Queridos amigos, desejo confiar tudo o que vivemos nestes dias e a prossecução do caminho que nos espera à cuidadosa solicitude de quem sabe guardar o que conta na vida: penso nas mulheres, particularmente em três delas. Primeiro, em Santa Ana, cuja ternura e proteção pude sentir ao venerá-la juntamente com um povo de Deus que reconhece e honra as avós. Segundo, penso na Santa Mãe de Deus: nenhuma criatura merece mais do que Ela ser definida peregrina, porque sempre – também hoje, mesmo agora – está a caminho: a caminho entre Céu e terra, para cuidar de nós por conta de Deus e para nos conduzir pela mão ao seu Filho. Finalmente, com frequência nestes dias, a minha oração e o meu pensamento detiveram-se numa terceira mulher que nos acompanhou com a sua suave presença e cujos restos mortais se conservam não muito longe daqui: refiro-me a Santa Catarina Tekakwitha. Veneramo-la pela sua vida santa, mas não poderemos pensar que a sua santidade de vida, caraterizada por uma dedicação exemplar à oração e ao trabalho, bem como pela capacidade de suportar com paciência e mansidão tantas provações, tenha sido possível também por certos traços nobres e virtuosos herdados da sua comunidade e do ambiente indígena onde cresceu?
Estas mulheres podem ajudar a compor, voltar a tecer uma reconciliação que garanta os direitos dos mais vulneráveis e saiba olhar a história sem rancores nem cancelamentos.

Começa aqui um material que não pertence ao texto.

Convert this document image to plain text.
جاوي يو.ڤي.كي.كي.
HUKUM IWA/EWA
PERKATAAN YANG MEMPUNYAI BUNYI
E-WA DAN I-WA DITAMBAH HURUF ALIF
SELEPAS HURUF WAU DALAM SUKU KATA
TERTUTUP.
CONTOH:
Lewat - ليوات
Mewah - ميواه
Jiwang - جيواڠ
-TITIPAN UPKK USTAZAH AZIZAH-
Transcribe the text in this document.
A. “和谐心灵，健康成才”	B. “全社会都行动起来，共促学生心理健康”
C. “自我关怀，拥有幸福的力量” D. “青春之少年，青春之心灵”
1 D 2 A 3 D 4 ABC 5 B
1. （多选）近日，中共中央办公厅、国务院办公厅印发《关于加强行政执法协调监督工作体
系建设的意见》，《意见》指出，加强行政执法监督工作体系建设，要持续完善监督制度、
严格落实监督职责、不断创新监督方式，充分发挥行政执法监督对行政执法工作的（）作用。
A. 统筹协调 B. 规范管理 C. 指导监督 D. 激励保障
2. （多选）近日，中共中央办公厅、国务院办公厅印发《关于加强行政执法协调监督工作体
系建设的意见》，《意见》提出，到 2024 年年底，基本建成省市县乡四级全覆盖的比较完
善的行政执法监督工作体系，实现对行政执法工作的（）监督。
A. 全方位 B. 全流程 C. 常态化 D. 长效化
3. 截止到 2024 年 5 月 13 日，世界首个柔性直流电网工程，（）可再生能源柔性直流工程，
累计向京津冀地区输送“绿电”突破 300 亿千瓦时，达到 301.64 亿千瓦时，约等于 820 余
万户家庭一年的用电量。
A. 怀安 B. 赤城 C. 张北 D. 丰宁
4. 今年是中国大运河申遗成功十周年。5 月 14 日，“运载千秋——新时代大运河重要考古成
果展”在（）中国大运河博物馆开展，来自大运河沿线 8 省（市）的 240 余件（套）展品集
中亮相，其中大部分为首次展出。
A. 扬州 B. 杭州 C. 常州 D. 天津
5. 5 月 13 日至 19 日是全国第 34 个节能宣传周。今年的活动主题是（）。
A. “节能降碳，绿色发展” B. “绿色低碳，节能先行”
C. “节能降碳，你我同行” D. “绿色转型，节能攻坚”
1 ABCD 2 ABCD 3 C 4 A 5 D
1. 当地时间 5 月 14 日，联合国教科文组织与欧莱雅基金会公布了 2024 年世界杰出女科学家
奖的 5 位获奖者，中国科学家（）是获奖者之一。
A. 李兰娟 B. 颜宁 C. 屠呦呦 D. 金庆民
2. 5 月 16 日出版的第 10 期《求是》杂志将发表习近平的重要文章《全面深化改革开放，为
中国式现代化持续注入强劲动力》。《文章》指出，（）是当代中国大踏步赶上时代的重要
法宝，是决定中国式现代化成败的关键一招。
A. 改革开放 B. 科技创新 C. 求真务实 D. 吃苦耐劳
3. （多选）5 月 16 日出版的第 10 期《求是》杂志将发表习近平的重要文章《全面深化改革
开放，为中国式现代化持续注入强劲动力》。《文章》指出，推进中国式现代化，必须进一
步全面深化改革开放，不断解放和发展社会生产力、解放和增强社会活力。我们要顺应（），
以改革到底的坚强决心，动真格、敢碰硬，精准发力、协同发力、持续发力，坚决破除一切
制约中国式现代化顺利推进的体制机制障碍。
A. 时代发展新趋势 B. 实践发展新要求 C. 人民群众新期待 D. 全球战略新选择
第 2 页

Duas delas, a Santíssima Virgem Maria e Santa Catarina, receberam de Deus um projeto de vida e, sem interpelar homem algum, deram o seu «sim» com coragem. Estas mulheres teriam podido responder mal a todos aqueles que se opunham àquele projeto, ou então permanecer submissas às normas patriarcais de então e resignar-se, sem lutar pelos sonhos que o próprio Deus imprimira nas suas almas. Não seguiram esta opção, mas abriram o caminho com mansidão e firmeza, com palavras proféticas e gestos decisivos, e cumpriram aquilo para que foram chamadas. Que Elas abençoem o nosso caminho comum, intercedam por nós e por esta grande obra de cura e reconciliação tão agradável a Deus. De coração vos abençoo. E peço-vos, por favor, que continueis a rezar por mim.